Saygı : Değeri, üstünlüğü, yaşlılığı, yararlılığı ve kutsallığı dolayısıyla bir kimseye ve bir şeye karşı dikkatli, özenli ve ölçülü davranmaya sebep olan sevgi duygusu, hürmet ve ihtiram.

Yani aslında hem sevgi kaynaklı hem de insanı özenli davranmaya iten bir durum var ortada. Bir kutsal kitaba, yaşlı bir insana saygı duyabileceğimiz gibi, insanlığa hizmet etmiş hiç tanımadığımız bir kişiye de saygı duyma gibi insancıl yaklaşım sergileyebiliriz pekâlâ.
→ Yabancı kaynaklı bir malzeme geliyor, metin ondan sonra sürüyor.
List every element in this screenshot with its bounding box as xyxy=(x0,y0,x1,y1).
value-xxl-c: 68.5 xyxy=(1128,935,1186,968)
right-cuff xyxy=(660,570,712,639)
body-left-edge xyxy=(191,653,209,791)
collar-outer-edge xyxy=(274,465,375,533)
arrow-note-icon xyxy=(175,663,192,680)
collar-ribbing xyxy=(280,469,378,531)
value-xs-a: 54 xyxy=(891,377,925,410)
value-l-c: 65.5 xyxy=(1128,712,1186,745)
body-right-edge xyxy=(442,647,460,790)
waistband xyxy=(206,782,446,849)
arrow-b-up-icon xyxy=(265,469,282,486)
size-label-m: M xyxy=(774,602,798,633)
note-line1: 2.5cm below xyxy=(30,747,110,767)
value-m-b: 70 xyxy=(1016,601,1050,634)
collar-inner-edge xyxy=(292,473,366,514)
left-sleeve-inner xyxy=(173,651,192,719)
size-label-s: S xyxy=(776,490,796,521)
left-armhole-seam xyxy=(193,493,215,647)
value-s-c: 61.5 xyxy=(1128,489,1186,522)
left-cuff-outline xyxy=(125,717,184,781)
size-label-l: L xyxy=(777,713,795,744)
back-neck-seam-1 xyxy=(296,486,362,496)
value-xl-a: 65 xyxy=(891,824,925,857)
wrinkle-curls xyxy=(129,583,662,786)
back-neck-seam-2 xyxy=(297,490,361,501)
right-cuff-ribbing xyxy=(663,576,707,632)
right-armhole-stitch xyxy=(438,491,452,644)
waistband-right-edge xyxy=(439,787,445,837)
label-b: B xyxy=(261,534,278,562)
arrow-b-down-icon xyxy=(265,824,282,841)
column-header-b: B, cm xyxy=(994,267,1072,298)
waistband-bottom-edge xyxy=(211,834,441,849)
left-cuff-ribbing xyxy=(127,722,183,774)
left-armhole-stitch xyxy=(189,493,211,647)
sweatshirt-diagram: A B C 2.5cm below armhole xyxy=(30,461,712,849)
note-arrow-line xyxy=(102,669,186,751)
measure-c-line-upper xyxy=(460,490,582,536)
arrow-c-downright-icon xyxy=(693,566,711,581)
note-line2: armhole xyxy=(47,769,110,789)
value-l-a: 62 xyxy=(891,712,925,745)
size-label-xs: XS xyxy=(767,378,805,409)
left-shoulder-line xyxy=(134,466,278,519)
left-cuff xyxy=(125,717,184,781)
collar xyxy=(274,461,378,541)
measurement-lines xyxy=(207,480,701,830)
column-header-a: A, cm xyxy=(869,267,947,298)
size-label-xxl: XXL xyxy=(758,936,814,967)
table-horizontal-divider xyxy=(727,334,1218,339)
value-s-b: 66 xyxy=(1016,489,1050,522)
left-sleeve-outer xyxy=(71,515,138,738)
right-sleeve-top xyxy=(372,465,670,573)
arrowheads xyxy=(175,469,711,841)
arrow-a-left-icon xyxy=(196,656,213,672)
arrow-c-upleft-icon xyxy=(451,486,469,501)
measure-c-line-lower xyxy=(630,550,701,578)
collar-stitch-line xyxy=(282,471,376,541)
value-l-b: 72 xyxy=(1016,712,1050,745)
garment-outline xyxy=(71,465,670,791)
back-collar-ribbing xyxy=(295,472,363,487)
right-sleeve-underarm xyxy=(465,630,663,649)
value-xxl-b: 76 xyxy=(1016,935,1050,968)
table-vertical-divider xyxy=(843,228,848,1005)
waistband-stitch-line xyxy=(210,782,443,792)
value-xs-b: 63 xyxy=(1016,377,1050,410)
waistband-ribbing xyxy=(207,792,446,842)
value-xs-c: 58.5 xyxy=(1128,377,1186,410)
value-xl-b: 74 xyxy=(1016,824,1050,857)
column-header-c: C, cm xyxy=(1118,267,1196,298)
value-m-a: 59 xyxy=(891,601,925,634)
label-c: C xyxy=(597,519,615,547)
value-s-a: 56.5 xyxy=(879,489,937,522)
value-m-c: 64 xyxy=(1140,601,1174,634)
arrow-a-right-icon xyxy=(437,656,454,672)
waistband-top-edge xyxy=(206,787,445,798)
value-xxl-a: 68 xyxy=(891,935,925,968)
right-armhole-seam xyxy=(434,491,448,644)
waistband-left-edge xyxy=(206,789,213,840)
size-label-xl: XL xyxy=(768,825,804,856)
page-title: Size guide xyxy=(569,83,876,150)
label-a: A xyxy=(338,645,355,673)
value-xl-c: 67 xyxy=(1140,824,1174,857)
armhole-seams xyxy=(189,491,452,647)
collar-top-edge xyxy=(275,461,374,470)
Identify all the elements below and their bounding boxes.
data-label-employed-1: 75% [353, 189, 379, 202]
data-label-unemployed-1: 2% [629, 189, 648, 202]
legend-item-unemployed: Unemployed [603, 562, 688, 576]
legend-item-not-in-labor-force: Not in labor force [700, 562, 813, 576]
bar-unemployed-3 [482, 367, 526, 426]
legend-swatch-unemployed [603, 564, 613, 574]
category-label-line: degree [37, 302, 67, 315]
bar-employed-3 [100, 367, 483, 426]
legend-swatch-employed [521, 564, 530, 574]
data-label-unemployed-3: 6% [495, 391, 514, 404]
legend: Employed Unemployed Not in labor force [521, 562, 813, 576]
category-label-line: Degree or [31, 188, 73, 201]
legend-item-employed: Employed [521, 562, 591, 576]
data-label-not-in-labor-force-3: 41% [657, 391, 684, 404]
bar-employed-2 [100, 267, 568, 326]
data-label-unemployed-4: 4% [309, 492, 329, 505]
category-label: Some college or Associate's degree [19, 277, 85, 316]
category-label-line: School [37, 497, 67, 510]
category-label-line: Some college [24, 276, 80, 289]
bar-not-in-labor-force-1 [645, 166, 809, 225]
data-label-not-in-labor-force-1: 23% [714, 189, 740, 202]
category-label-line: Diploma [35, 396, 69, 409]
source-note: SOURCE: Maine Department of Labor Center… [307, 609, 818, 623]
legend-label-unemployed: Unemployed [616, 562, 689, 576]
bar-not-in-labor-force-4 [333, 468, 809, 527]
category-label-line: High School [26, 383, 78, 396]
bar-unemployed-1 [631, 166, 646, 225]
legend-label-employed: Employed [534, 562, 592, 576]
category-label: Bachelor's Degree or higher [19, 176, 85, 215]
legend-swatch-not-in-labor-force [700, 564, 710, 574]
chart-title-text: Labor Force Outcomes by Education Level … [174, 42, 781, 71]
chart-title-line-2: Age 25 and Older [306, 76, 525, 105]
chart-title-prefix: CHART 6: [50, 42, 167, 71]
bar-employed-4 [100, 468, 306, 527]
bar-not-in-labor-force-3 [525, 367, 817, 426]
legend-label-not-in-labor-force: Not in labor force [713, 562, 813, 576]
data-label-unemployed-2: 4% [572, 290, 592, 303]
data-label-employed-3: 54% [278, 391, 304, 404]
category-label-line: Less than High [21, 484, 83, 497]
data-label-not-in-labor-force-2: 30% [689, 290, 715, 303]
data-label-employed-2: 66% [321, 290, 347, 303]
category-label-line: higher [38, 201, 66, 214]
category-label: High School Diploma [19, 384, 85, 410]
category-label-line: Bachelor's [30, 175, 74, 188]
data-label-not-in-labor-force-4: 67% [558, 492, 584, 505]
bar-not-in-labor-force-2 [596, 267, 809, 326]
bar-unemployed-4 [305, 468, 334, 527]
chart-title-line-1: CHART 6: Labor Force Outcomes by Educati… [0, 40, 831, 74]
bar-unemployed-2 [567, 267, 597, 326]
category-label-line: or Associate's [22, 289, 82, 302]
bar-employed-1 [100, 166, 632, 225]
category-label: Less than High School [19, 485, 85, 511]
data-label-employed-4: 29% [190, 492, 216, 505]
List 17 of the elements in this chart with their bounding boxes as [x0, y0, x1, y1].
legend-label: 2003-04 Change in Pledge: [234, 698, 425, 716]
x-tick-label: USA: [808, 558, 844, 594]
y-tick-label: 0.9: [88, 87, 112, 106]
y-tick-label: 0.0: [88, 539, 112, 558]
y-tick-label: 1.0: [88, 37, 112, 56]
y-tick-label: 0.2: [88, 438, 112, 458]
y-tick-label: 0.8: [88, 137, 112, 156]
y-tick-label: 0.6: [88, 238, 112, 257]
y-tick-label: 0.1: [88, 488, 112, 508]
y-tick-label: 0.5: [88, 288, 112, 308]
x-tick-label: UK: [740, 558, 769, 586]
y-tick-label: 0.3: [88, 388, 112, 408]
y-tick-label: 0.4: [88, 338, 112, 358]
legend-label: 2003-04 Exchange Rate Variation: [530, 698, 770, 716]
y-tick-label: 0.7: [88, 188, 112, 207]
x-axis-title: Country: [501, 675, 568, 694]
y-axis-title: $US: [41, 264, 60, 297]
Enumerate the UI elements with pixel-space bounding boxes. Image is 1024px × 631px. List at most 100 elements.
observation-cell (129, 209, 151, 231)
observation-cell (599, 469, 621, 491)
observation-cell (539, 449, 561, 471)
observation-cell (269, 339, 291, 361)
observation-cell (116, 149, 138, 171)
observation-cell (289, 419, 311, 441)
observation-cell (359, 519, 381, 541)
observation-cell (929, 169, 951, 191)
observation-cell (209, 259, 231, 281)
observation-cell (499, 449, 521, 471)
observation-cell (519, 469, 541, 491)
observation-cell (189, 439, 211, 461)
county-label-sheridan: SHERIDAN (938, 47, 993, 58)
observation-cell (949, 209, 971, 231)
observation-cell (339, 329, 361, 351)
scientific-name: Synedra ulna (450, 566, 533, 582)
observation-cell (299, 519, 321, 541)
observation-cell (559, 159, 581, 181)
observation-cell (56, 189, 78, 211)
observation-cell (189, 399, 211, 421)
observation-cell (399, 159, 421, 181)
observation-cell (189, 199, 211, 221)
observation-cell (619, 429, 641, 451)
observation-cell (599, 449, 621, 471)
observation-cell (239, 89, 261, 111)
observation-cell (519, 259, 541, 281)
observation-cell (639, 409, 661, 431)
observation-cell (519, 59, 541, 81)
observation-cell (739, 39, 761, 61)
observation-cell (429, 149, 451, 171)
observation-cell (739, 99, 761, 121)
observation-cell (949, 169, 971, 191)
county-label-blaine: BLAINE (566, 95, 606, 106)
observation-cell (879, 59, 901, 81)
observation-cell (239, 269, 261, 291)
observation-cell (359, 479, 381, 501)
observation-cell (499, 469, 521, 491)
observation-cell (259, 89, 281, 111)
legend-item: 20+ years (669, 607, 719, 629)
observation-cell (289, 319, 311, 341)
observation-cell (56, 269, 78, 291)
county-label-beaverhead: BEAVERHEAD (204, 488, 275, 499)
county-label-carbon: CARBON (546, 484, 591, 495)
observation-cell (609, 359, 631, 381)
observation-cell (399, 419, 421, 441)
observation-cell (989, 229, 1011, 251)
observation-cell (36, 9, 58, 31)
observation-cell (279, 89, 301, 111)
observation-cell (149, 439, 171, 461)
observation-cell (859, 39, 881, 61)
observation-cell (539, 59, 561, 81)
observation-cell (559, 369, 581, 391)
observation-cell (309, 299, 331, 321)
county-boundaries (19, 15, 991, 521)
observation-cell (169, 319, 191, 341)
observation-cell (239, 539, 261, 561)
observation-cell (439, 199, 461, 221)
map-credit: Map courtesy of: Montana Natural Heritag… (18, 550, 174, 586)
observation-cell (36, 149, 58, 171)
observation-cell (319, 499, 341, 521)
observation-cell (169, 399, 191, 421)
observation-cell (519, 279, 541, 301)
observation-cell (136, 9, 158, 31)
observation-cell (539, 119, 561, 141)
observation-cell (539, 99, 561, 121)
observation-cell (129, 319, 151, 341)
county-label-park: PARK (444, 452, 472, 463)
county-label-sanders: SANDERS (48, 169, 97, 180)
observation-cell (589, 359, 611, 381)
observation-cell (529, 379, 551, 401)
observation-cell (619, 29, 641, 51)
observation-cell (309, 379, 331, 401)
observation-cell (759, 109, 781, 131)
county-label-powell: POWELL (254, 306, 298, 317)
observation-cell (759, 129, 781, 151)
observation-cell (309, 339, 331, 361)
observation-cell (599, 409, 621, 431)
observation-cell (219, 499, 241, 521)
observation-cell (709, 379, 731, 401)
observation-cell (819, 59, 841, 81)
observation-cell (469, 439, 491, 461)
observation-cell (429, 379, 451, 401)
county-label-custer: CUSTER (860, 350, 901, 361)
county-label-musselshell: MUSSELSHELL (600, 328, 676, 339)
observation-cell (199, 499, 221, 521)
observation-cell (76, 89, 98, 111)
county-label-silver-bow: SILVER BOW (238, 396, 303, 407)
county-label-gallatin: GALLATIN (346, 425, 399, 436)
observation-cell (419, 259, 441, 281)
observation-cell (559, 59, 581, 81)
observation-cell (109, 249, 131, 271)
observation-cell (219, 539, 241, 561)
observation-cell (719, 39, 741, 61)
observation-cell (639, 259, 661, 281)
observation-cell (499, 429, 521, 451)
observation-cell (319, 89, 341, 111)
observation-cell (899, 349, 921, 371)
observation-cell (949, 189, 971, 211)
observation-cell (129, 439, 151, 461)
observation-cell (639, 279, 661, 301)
Tabi bunu yapabilmek için de egosunu yenmiş olmak, ruhsal gelişim seviyesini belli bir düzeye taşımış olmak lâzım. Zira başkasının başarısına şapka çıkarmak, onun kişiliğine saygıyla yaklaşmak yüksek bir karakter gerektirir.

Trafikte, iş ve okul hayatında, bazen de sosyal yaşamın herhangi bir alanında birbirimize yeterince saygılı olmayı beceremeyişimiz,  empati davranış biçimini hayatımızda yeterince uygulamayışımız, bu davranış biçimini yeterince alışkanlık haline getirmeyişimizden kaynaklanıyor olsa gerek.

Oysa bizim hem inanç değerlerimizde hem kültürel kodlarımızda yaşlıya, çocuğa ve kadına saygı ön plândadır. Kendi yakınlarımız için gösterdiğimiz sevgi kaynaklı saygı elbette gerekli. Ancak hiç tanımadığımız insanlara karşı da saygı göstermeyi becerebilmeliyiz. Üstelik bu saygı gösterisi, bizden üst bir makam sahibine gösterilen ‘mecburi saygı’ tarzı bir davranış olmamalı, tamamen empatiye dayalı bir saygı duyuş biçimi olmalıdır. Belki de tekâmül dediğimiz sosyal gelişmişlik düzeyimiz, ancak bu şekilde ilerleyebilir.

Aşkın ve sevginin de ön koşuludur aslında. Saygı olmadan insan aşka varamaz, sevgiyi sürdüremez. Karşısındakinin değerini bilen ve onu takdir edebilen kişi, sevgiyi de hayata geçirmiş olur.

Bu iki yüce duygu, yani hem sevgi hem de saygı insan hayatına girdiğinde nezaket de beraberinde gelmiş olur. Boşuna şikâyet etmiyoruz toplumda nazik ve kibar insan sayısının çok çok az olduğundan.

Kırkayak hikayesini hatırlayalım.

Kırkayak üzgünmüş, niye bozuluyorsun diye sormuşlar. Yanıt vermiş, dünyada nezaket ve saygı diye bir şey kalmadı, kalabalık yerlerde herkes ayaklarıma basıyor, üzülüyorum.

Yaşadığımız gezegeni daha yaşanabilir kılmak biraz da bizim elimizde, bunun da yolu insanlara karşı saygılı duymaktan ve ölçülü davranmayı bir yaşam tarzı haline getirmekten geçiyor.

Bir sonraki yazımda buluşmak dileğiyle sevgiyle ve huzurla kalın.